Aereo "transmits copyrighted broadcast programs to the public, without the authorization of the copyright holders, and is therefore liable for infringement," the Obama administration said in a brief filed in support of the networks.
Smaller cable companies, on the other hand, are backing Aereo. They hope to partner with the firm or create similar technologies that would enable them to compete more effectively with bigger cable companies. The satellite firm Dish Network compares Aereo’s antennas to dumbwaiters that simply act on a human’s commands.
Their support has raised fears that copycat businesses would emerge if the court sides with Aereo. A decision isn’t likely before the court’s term ends in June.
"It would open the floodgates to more copyright being violated, and free and local television being undermined," Smith said. Broadcasters have vowed to fight an adverse decision in the halls of Congress, seeking to stop companies like Aereo through legislation if litigation fails.

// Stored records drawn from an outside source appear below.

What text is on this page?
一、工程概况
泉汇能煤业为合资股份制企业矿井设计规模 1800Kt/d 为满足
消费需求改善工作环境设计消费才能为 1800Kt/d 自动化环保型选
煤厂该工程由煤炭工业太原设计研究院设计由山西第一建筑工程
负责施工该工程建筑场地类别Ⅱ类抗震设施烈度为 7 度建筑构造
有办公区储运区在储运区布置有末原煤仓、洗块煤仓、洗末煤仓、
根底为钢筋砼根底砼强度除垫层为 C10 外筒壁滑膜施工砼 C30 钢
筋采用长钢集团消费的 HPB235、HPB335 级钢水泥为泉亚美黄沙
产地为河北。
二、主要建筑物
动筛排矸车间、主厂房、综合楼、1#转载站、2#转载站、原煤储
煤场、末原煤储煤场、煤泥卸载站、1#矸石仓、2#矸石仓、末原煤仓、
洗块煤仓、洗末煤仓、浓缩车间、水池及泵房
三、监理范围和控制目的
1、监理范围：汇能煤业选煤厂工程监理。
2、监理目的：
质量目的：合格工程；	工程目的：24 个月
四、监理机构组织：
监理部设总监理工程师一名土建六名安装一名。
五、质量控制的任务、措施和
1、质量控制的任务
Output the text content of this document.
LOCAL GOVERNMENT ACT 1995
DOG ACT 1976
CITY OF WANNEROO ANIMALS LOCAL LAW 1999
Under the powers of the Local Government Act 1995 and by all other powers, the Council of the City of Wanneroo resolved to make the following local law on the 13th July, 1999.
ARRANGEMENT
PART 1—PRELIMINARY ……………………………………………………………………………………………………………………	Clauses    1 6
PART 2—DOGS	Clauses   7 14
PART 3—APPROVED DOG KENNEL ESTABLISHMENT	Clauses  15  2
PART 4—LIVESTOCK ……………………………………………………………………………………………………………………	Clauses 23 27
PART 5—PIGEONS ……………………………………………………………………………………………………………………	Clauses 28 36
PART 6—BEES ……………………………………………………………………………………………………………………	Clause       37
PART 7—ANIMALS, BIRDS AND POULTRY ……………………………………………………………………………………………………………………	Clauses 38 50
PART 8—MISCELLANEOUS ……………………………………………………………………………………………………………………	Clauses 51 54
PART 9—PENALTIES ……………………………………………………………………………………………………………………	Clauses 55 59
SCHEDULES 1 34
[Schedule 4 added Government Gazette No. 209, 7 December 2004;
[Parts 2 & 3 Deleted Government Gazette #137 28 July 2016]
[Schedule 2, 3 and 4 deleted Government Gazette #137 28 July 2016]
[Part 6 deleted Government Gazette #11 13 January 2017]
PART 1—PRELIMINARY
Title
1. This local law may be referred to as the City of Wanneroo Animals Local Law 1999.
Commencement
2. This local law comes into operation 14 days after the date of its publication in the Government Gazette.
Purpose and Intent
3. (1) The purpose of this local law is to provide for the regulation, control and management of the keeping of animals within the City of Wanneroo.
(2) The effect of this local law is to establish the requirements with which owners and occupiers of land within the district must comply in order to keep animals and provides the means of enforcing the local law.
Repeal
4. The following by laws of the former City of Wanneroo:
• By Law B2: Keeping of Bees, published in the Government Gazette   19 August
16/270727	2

Funded by IAC Chairman Barry Diller, Aereo currently operates in New York, Boston, Baltimore and Dallas, among other locations. The company hopes to eventually expand nationwide.
But Diller has said Aereo is unlikely to survive if it doesn’t win the case. And given the solicitor general’s surprisingly strong support for broadcasters, media and telecom analyst David Kaut said the justices may lean heavily on the government’s position that Aereo operates much like a cable firm and should be subject to the same obligations.
"Ultimately," Kaut said, "it may come down to a ‘it looks like duck and quacks like a duck’ decision."